Started June 1, 2025
In Progress
Real-Time Clickstream Analytics
Event-driven pipeline for real-time SKU click ingestion using Kafka, Flink, and Iceberg.
flink iceberg kafka realtime minio
Overview
This project simulates and processes high-volume SKU click events using a real-time pipeline built on Kafka, Flink, and Iceberg. It stores queryable data in Iceberg tables backed by MinIO and integrates with Grafana for aggregation monitoring.
It demonstrates:
- Sub-minute ingestion and transformation latency
- Schema evolution safety via Apache Iceberg
- Durability and reprocessing using Kafka retention
- Clean separation between dev and deploy environments
Architecture
- Kafka receives generated click events (up to 50K/sec)

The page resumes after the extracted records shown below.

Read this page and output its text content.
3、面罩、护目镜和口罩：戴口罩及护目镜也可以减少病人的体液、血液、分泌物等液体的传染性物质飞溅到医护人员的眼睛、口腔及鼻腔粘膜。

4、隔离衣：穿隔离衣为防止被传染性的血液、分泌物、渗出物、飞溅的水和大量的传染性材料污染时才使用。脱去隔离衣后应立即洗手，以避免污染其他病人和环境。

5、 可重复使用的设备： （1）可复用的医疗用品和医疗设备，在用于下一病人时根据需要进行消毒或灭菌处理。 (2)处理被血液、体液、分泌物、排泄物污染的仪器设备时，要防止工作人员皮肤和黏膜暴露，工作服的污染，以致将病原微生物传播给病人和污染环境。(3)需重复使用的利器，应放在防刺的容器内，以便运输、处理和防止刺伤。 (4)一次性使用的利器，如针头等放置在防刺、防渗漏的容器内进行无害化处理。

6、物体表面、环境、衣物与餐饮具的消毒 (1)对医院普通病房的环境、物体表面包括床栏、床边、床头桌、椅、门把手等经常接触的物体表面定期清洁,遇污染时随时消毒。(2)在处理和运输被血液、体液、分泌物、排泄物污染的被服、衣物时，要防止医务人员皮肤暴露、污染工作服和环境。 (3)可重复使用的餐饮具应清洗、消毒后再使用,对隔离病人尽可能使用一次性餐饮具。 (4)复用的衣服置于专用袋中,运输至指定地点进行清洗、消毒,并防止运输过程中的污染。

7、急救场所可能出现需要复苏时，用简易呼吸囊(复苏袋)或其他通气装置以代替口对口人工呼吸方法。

- Flink (custom JAR job) normalizes and loads the data into Iceberg
- Iceberg is backed by MinIO using a Hadoop catalog
- Grafana queries the Iceberg tables and tracks lag metrics
Status
This project is In Progress (as endDate is not set). The core ingestion pipeline is stable, but the backpressure testing and auto-scaling components are still being tuned.
Challenges
- Flink SQL CLI had compatibility issues with table catalogs
- Iceberg required bootstrap hacks due to default DB assumptions
- MinIO ACLs and Flink versioning caused silent failures
Lessons Learned
- Always use small batch replays before enabling live ingestion
- Avoid SQL CLI for production workloads — favor compiled jobs
- Iceberg's flexibility comes with extra catalog config friction
Related Services
- Kafka to Flink ingestion design
- Iceberg migration and tuning
- Schema evolution strategy
- Real-time monitoring pipelines
- AWS-compatible S3 object modeling
Recent Activity
Completed Iceberg table migration with zero downtime using dual-write pattern.
Optimized Flink job performance, reduced processing latency by 40%.